À l'URCAM Poitou-Charentes comme dans beaucoup d'autres, un guichet unique a d'ailleurs été mis en place pour aider les porteurs de projet de MSP. Ce guichet est essentiellement destiné à les aider à obtenir des financements, qui, outre les collectivités territoriales, peuvent provenir du FIQCS (fonds d'intervention pour la qualité et la coordination des soins), mais aussi de l'Europe, par le biais du fonds européen de développement régional ou encore du fonds européen agricole de développement rural.
Ne pas oublier les surcoûts.
Mais les porteurs de projet ne doivent pas s'illusionner, dit en substance le Dr Michel Serin, président de la Fédération nationale des maisons de santé, car «il y a des surcoûts liés à l'exercice en MSP versus l'exercice en solitaire». Ces surcoûts peuvent provenir de la MSP elle-même : une MSP est en effet plus grande que l'addition des cabinets individuels qu'elle réunit car il faut prévoir des espaces de déambulation, des salles d'attente, des pièces réservées au secrétariat, des salles de réunion ou de détente, des toilettes aux normes, ou encore des parkings. Mais il y a aussi des surcoûts à prévoir pour le réseau informatique ou pour le système d'alarme, en matière de secrétariat, ou de coordination entre les différents professionnels, etc.
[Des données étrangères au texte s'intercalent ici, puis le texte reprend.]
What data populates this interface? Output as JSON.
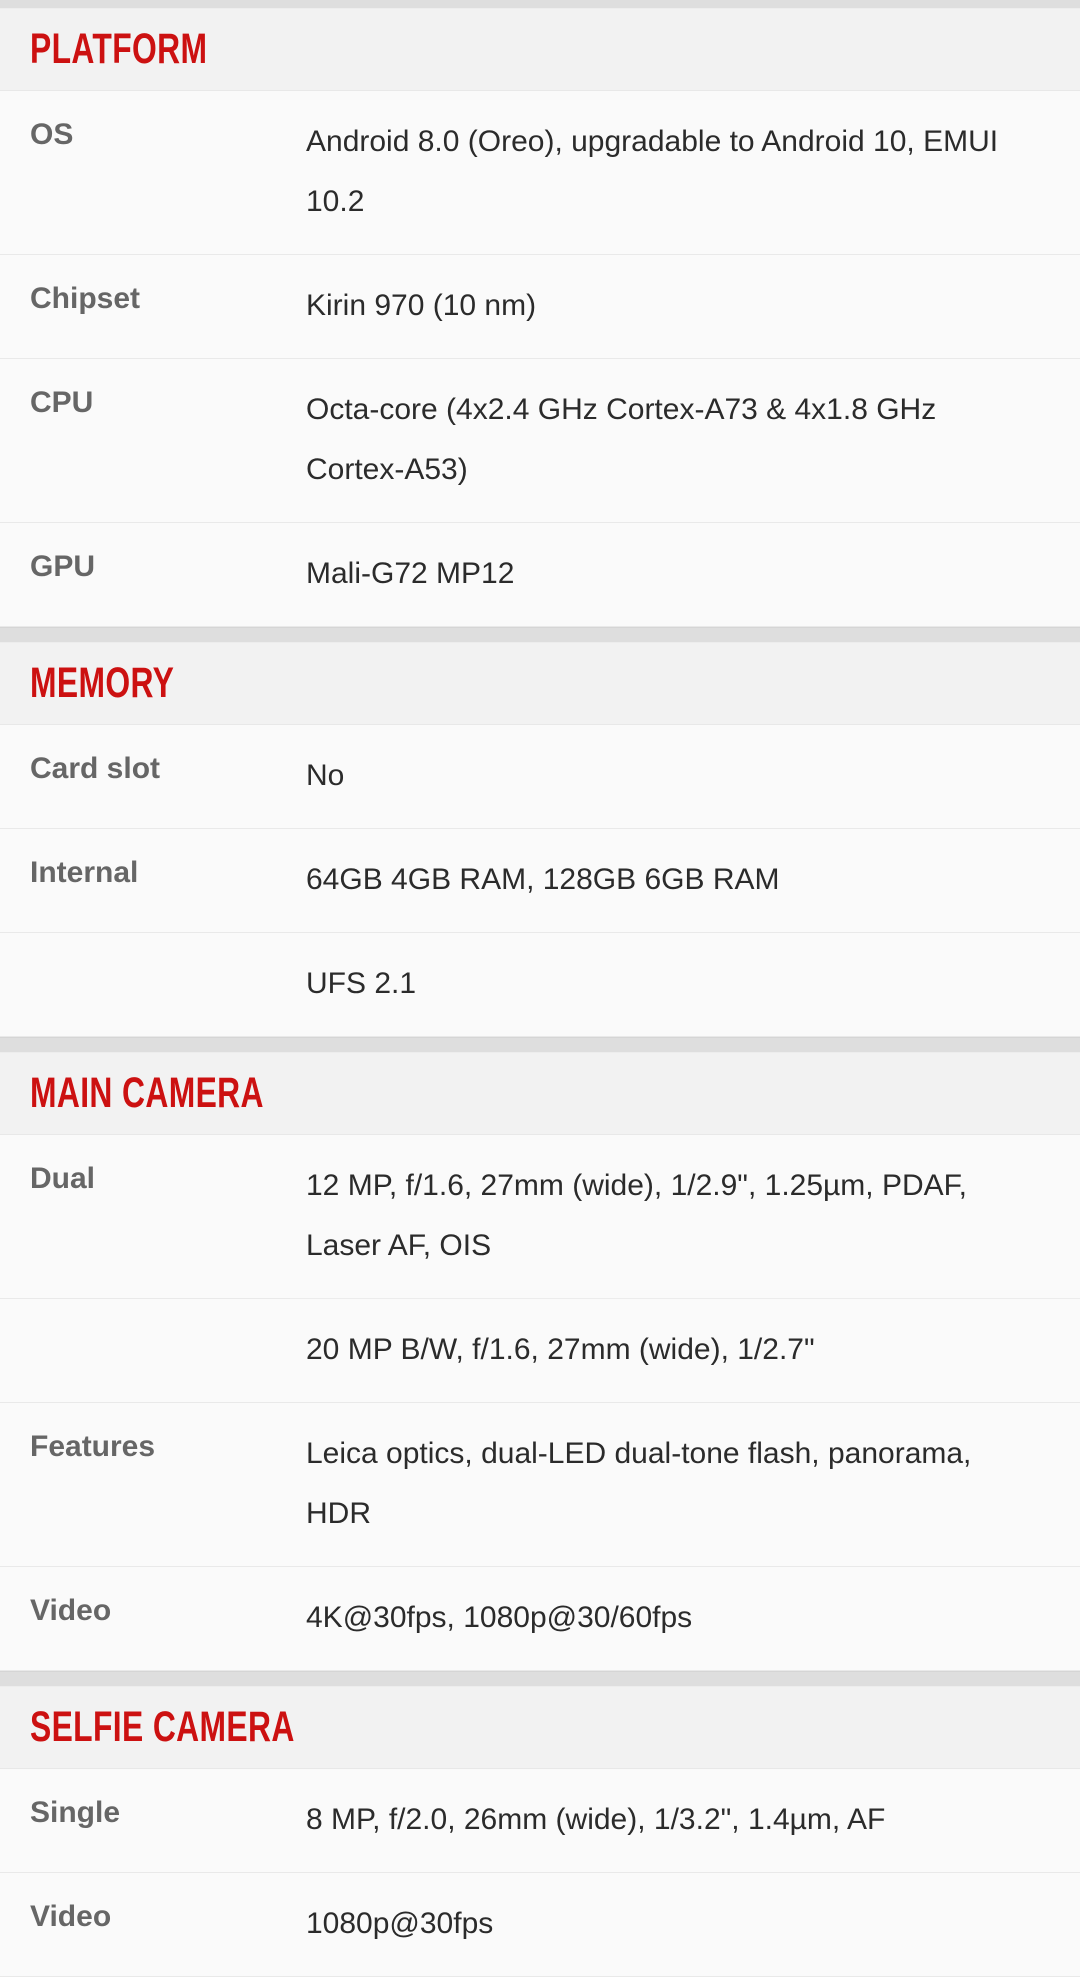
{
  "theme": {
    "accent_red": "#cc1111",
    "label_gray": "#666666",
    "value_dark": "#2b2b2b",
    "row_bg": "#fafafa",
    "header_bg": "#f2f2f2",
    "band_gray": "#dedede",
    "divider": "#e9e9e9"
  },
  "sections": [
    {
      "title": "PLATFORM",
      "rows": [
        {
          "label": "OS",
          "value": "Android 8.0 (Oreo), upgradable to Android 10, EMUI 10.2",
          "type": "main"
        },
        {
          "label": "Chipset",
          "value": "Kirin 970 (10 nm)",
          "type": "main"
        },
        {
          "label": "CPU",
          "value": "Octa-core (4x2.4 GHz Cortex-A73 & 4x1.8 GHz Cortex-A53)",
          "type": "main"
        },
        {
          "label": "GPU",
          "value": "Mali-G72 MP12",
          "type": "main"
        }
      ]
    },
    {
      "title": "MEMORY",
      "rows": [
        {
          "label": "Card slot",
          "value": "No",
          "type": "main"
        },
        {
          "label": "Internal",
          "value": "64GB 4GB RAM, 128GB 6GB RAM",
          "type": "main"
        },
        {
          "label": "",
          "value": "UFS 2.1",
          "type": "continuation-full"
        }
      ]
    },
    {
      "title": "MAIN CAMERA",
      "rows": [
        {
          "label": "Dual",
          "value": "12 MP, f/1.6, 27mm (wide), 1/2.9\", 1.25µm, PDAF, Laser AF, OIS",
          "type": "main"
        },
        {
          "label": "",
          "value": "20 MP B/W, f/1.6, 27mm (wide), 1/2.7\"",
          "type": "continuation-indented"
        },
        {
          "label": "Features",
          "value": "Leica optics, dual-LED dual-tone flash, panorama, HDR",
          "type": "main"
        },
        {
          "label": "Video",
          "value": "4K@30fps, 1080p@30/60fps",
          "type": "main"
        }
      ]
    },
    {
      "title": "SELFIE CAMERA",
      "rows": [
        {
          "label": "Single",
          "value": "8 MP, f/2.0, 26mm (wide), 1/3.2\", 1.4µm, AF",
          "type": "main"
        },
        {
          "label": "Video",
          "value": "1080p@30fps",
          "type": "main"
        }
      ]
    }
  ]
}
Bref, si les MSP constituent indéniablement une forme d'exercice d'avenir, notamment dans les zones rurales à faible démographie médicale, le chemin qui y mène n'est pas forcément une promenade de santé.
Le colloque s'est poursuivi en plus petit comité sous forme de séminaire. Il en sortira des recommandations qui seront rendues publiques vers la fin de l'été.
Bientôt des expérimentations sur de nouveaux modes de rémunération
À Besançon, Dominique Acker, conseiller général des établissements de santé à la DHOS (Direction de l'hospitalisation et de l'organisation des soins), a indiqué que des expérimentations sur de nouveaux modes de rémunération chez les professionnels libéraux seraient prochainement menées, comme « le Quotidien » l'annonçait dans ses colonnes dès le 21 mars dernier. «L'idée, a-t-elle précisé, est de sortir de la rémunération exclusive à l'acte et d'imaginer des systèmes mixtes.» Vingt expérimentations vont donc être menées dans cinq régions, dans des maisons de santé pluridisciplinaires, des centres de santé ou encore des hôpitaux locaux. Trois types de rémunération combinés seront expérimentés, par capitation, à l'acte, et par paiement à la performance. «Le choix des structures où se dérouleront ces expérimentations sera fait avant la fin de l'année», a ajouté Dominique Acker, qui a également énuméré les critères d'éligibilité des établissements à ces expérimentations : il devra s'agir de structures déjà existantes, et fonctionnant sur un mode d'exercice coordonné. Ces établissements devront pratiquer des tarifs opposables et être en mesure d'accueillir des professionnels en formation. Ils devront, en outre, êre dotés de systèmes informatiques permettant le partage des données. «Nous disposons de délais assez courts pour mettre tout ça en route», a conclu Dominique Acker.